Known for his plays, including “Ma Rainey’s Black Bottom,” “The Piano Lesson” and “Jitney,” Wilson has established his reputation as a playwright with a series of plays that examine the African American experience throughout the twentieth century.

Considered an important talent in American theater since the mid-1980s, August Wilson grew up in poverty in Pittsburgh, where he lived with his parents and five siblings. Though he grew up in a poor family, Wilson felt that his parents withheld knowledge of even greater hardships they had endured. That hidden hardship would become the inspiration behind a cycle of plays that explore the African American experience.

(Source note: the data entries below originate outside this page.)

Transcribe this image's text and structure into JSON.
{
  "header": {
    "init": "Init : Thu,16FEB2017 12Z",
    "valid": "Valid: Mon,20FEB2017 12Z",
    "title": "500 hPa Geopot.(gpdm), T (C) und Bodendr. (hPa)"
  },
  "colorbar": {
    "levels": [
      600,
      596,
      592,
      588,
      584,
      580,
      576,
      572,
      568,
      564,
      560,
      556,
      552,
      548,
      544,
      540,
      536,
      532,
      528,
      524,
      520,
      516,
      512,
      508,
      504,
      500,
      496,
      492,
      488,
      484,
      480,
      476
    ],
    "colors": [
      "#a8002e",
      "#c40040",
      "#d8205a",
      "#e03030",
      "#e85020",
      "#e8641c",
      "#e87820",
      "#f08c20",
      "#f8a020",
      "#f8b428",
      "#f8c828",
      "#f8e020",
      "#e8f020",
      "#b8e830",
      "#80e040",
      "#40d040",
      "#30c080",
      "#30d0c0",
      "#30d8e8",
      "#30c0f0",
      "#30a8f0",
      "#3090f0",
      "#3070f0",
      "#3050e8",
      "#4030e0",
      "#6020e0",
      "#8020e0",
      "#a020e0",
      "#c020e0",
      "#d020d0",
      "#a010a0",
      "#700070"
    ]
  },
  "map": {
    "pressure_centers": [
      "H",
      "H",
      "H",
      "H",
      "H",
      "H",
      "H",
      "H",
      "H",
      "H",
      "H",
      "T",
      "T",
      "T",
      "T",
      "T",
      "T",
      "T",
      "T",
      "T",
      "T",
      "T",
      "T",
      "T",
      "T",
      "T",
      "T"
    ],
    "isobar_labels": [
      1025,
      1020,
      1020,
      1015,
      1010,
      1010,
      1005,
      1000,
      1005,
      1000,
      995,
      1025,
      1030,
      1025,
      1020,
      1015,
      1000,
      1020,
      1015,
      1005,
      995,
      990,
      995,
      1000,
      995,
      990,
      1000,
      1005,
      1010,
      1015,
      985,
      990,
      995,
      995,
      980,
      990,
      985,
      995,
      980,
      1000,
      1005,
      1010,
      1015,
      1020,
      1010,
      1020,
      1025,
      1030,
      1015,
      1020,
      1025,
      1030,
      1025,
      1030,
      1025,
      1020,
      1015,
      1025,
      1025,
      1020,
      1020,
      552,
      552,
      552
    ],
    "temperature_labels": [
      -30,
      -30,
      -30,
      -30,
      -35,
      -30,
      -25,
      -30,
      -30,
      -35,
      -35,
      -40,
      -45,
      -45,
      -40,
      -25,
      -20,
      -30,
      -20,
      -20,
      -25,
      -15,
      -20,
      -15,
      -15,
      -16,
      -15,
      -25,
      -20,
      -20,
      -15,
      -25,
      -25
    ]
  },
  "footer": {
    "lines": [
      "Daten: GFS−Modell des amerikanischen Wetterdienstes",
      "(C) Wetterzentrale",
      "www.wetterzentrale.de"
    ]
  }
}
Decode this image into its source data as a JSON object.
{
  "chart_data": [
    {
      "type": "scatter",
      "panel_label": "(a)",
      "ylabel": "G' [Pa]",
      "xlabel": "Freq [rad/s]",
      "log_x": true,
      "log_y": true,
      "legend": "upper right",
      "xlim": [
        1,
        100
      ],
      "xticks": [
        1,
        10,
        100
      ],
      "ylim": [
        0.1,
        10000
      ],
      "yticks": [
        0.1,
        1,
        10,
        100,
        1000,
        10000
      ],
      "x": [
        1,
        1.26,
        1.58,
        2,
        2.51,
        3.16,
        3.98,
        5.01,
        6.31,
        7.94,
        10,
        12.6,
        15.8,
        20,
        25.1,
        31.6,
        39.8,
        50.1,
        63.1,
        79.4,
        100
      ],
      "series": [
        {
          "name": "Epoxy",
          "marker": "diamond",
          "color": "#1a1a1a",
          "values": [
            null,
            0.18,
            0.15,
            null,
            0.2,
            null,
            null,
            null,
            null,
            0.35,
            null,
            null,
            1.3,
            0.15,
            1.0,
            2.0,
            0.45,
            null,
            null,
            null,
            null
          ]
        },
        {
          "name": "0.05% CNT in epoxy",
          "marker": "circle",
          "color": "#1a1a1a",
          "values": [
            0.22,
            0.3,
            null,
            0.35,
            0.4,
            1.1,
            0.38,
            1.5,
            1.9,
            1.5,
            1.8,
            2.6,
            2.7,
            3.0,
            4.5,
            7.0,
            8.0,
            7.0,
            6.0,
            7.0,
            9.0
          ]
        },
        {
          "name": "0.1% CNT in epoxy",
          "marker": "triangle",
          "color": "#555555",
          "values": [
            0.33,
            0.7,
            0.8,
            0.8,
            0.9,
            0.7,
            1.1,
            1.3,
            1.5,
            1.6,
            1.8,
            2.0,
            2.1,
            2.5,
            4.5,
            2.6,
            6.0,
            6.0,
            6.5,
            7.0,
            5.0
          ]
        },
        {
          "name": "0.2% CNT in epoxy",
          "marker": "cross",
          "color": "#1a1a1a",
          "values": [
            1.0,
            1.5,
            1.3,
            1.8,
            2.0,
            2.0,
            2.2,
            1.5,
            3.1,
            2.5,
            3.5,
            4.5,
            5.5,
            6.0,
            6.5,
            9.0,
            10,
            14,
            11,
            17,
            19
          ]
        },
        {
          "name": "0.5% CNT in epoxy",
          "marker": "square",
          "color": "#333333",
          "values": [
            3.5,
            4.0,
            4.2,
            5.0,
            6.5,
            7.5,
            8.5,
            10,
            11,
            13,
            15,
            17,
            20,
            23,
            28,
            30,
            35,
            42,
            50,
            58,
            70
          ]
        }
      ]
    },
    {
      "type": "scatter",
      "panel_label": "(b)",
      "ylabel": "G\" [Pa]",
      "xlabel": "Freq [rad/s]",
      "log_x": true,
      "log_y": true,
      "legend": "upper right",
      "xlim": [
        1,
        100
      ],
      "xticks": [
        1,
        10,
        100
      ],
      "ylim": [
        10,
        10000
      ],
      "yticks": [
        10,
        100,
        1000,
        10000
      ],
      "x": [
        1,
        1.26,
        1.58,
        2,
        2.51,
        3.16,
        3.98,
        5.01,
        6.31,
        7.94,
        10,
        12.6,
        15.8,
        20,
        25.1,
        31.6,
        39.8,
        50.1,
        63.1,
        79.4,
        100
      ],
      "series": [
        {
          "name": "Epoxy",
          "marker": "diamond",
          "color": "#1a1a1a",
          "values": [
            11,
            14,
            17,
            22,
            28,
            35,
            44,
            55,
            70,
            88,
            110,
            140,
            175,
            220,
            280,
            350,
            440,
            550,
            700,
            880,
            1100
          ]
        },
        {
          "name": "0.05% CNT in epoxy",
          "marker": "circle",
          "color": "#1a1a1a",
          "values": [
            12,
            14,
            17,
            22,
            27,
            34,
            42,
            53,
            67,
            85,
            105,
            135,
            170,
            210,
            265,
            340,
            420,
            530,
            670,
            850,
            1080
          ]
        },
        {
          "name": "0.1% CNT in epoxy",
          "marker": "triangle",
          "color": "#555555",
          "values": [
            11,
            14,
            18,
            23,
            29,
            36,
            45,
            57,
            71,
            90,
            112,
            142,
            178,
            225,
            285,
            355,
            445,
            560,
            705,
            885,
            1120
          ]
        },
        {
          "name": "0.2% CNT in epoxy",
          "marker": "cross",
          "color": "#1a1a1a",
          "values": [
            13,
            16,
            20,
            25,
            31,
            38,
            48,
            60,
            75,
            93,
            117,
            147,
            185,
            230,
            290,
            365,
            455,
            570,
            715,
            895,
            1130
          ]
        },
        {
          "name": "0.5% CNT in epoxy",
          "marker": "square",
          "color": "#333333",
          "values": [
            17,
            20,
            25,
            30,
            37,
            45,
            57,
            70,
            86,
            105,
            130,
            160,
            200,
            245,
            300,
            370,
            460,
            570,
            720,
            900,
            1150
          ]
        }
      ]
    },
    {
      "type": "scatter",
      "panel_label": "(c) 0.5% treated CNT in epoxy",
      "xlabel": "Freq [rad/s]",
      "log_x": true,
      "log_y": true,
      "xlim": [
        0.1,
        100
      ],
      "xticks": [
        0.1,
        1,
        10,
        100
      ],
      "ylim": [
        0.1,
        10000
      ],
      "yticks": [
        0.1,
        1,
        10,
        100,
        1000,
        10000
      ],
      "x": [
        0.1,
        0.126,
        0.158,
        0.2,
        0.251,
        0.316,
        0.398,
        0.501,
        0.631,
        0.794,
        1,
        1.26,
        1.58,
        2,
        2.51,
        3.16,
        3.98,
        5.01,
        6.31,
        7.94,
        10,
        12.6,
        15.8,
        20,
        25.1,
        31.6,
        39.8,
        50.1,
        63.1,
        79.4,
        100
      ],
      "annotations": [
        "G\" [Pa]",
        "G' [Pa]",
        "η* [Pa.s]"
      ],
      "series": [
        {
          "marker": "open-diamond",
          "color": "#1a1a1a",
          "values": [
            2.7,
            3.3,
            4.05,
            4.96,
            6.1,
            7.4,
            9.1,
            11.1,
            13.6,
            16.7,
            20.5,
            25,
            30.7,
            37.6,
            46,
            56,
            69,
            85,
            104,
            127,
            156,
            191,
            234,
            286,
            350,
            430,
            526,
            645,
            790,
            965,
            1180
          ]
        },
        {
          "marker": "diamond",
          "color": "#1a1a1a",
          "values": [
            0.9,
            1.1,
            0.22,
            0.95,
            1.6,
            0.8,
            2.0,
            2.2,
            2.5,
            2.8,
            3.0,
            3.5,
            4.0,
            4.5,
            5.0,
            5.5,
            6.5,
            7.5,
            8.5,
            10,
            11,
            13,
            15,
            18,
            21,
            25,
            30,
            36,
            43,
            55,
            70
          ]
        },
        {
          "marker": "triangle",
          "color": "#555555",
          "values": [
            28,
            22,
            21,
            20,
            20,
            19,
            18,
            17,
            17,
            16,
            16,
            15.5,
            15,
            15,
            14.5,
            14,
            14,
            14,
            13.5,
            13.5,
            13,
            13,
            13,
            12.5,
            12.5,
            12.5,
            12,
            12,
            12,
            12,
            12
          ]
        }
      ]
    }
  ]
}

Wilson’s his real education began at age 16 when-disgusted by the racist treatment he endured in school-he dropped out and began educating himself in the local library. At the same time, while working menial jobs, he launched his literary career, publishing poems in African American publications at the University of Pittsburgh. His interest in theater began in 1968, when-with no prior experience-he founded a theater company. Recalling those times, Wilson described himself to The New York Times as “a cultural nationalist- trying to raise consciousness through theater.”

“Ma Rainey’s Black Bottom,” Wilson’s first commercial success, premiered at the Yale Repertory Theatre in 1984 and later opened on Broadway, where it won the New York Drama Critics Circle Award. The play was the first in what has become a cycle of ten plays depicting the African American experience in the United States during the 20th century.

The University Lectures is a cross-disciplinary lecture series that brings to the University individuals of exceptional accomplishment in the areas of architecture and design; the humanities and the sciences; and public policy, management and communications. The series is supported by the generosity of the University’s Trustees, alumni and friends.